Search code examples
azureencodingdatabricks

Character Encoding Issue in Creating a Persistent View with Non-ASCII (Greek Characters) in Databricks


I have tried to create a persistent view with a simple select statement that just has a word with greek characters.

CREATE OR REPLACE VIEW misc.XX AS 
SELECT 'ΤΕΣΤ'

If I try to select that view, I get ???? instead of the word I typed.

Select Statement

The issue seems to be that the view definition is not saved correctly.

View Details

Are there any workarounds here? The problem happens only with views, when writing as table, characters appear as expected.


Solution

  • The issue was that we were storing view in the Hive Metastore (HMS). It's important to note that HMS in Databricks has a limitation: it cannot accommodate non-ASCII characters within view definitions.

    However, if you opt for Unity Catalog, this limitation no longer applies, and you can freely work with non-ASCII characters in your view definitions.

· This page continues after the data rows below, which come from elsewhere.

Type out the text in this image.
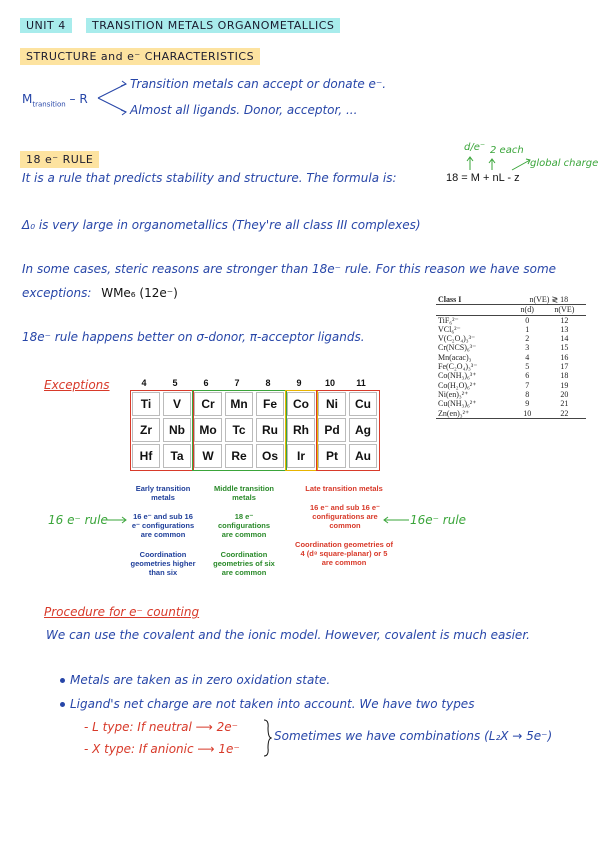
UNIT 4	TRANSITION METALS ORGANOMETALLICS
STRUCTURE and e⁻ CHARACTERISTICS
$M_{transition}$ – R
Transition metals can accept or donate e⁻.
Almost all ligands. Donor, acceptor, ...
18 e⁻ RULE
d/e⁻ 2 each
global charge
It is a rule that predicts stability and structure. The formula is:	18 = M + nL - z
Δ₀ is very large in organometallics (They're all class III complexes)
In some cases, steric reasons are stronger than 18e⁻ rule. For this reason we have some
exceptions: WMe₆ (12e⁻)
18e⁻ rule happens better on σ-donor, π-acceptor ligands.
Class I	n(VE) ≷ 18	
	n(d)	n(VE)
TiF₆²⁻	0	12
VCl₆²⁻	1	13
V(C₂O₄)₃³⁻	2	14
Cr(NCS)₆³⁻	3	15
Mn(acac)₃	4	16
Fe(C₂O₄)₃³⁻	5	17
Co(NH₃)₆³⁺	6	18
Co(H₂O)₆²⁺	7	19
Ni(en)₃²⁺	8	20
Cu(NH₃)₆²⁺	9	21
Zn(en)₃²⁺	10	22
Exceptions	4	5	6	7	8	9	10	11
Ti	V	Cr	Mn	Fe	Co	Ni	Cu
Zr	Nb	Mo	Tc	Ru	Rh	Pd	Ag
Hf	Ta	W	Re	Os	Ir	Pt	Au
Early transition metals
Middle transition metals
Late transition metals
16 e⁻ and sub 16 e⁻ configurations are common
18 e⁻ configurations are common
16 e⁻ and sub 16 e⁻ configurations are common
Coordination geometries higher than six
Coordination geometries of six are common
Coordination geometries of 4 (d⁸ square-planar) or 5 are common
16 e⁻ rule	16e⁻ rule
Procedure for e⁻ counting
We can use the covalent and the ionic model. However, covalent is much easier.
Metals are taken as in zero oxidation state.
Ligand's net charge are not taken into account. We have two types
- L type: If neutral ⟶ 2e⁻
- X type: If anionic ⟶ 1e⁻
Sometimes we have combinations (L₂X → 5e⁻)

    For those constrained by the use of HMS, there is a potential workaround available. You can store text in a hex-encoded format using UTF-8 encoding.

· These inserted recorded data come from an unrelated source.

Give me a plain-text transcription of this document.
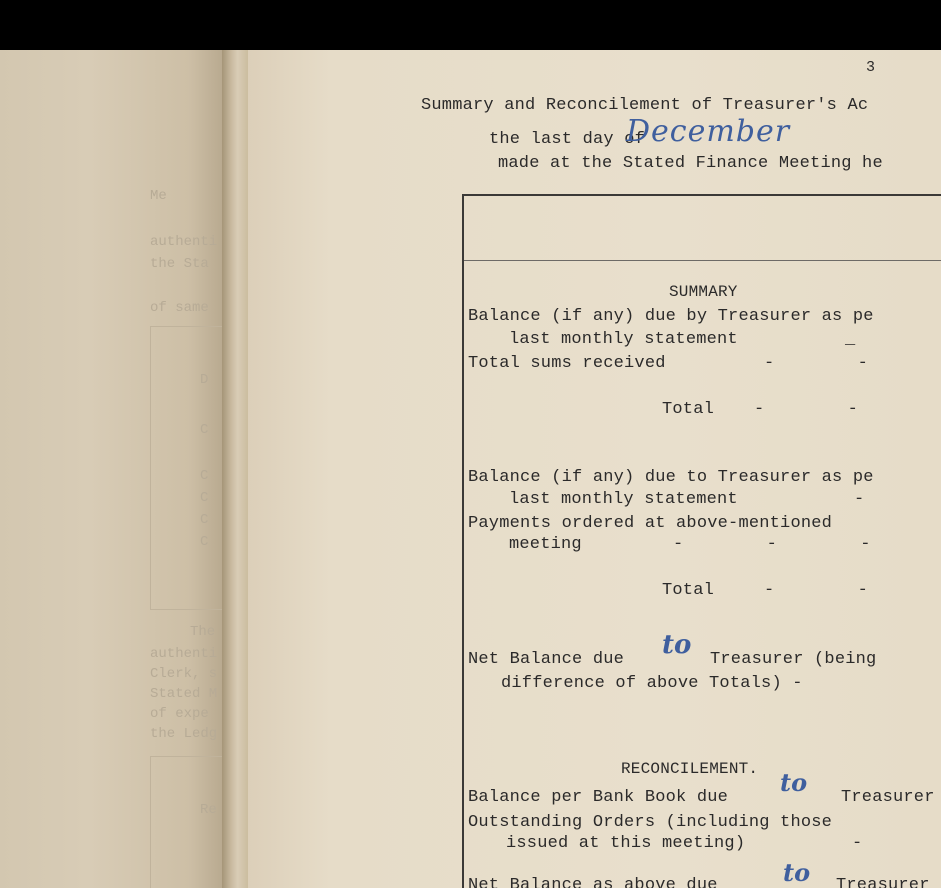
Me
authenti
the Sta
of same
D
C
C
C
C
C
The
authenti
Clerk, s
Stated M
of expe
the Ledg
Re
3
Summary and Reconcilement of Treasurer's Ac
the last day of
December
made at the Stated Finance Meeting he
SUMMARY
Balance (if any) due by Treasurer as pe
last monthly statement	_
Total sums received	-        -
Total -        -
Balance (if any) due to Treasurer as pe
last monthly statement	-
Payments ordered at above-mentioned
meeting	-        -        -
Total	-        -
Net Balance due to Treasurer (being
difference of above Totals) -
RECONCILEMENT.
Balance per Bank Book due
to
Treasurer
Outstanding Orders (including those
issued at this meeting)	-
Net Balance as above due	to Treasurer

    1. Start by encoding the text in a hex format using UTF-8 encoding. To do this, you can use the following SQL command:
    SELECT hex(encode("ΤΕΣΤ", "UTF-8")); --> CEA4CE95CEA3CEA4
    
    1. Next, take the output from the command above and save it within a view definition. This can be achieved by creating or replacing a view such as:
    CREATE OR REPLACE VIEW misc.TEST AS
    SELECT decode(unhex('CEA4CE95CEA3CEA4'), 'UTF-8') AS col1;
    
    1. You can now query the view and get non-ASCII characters.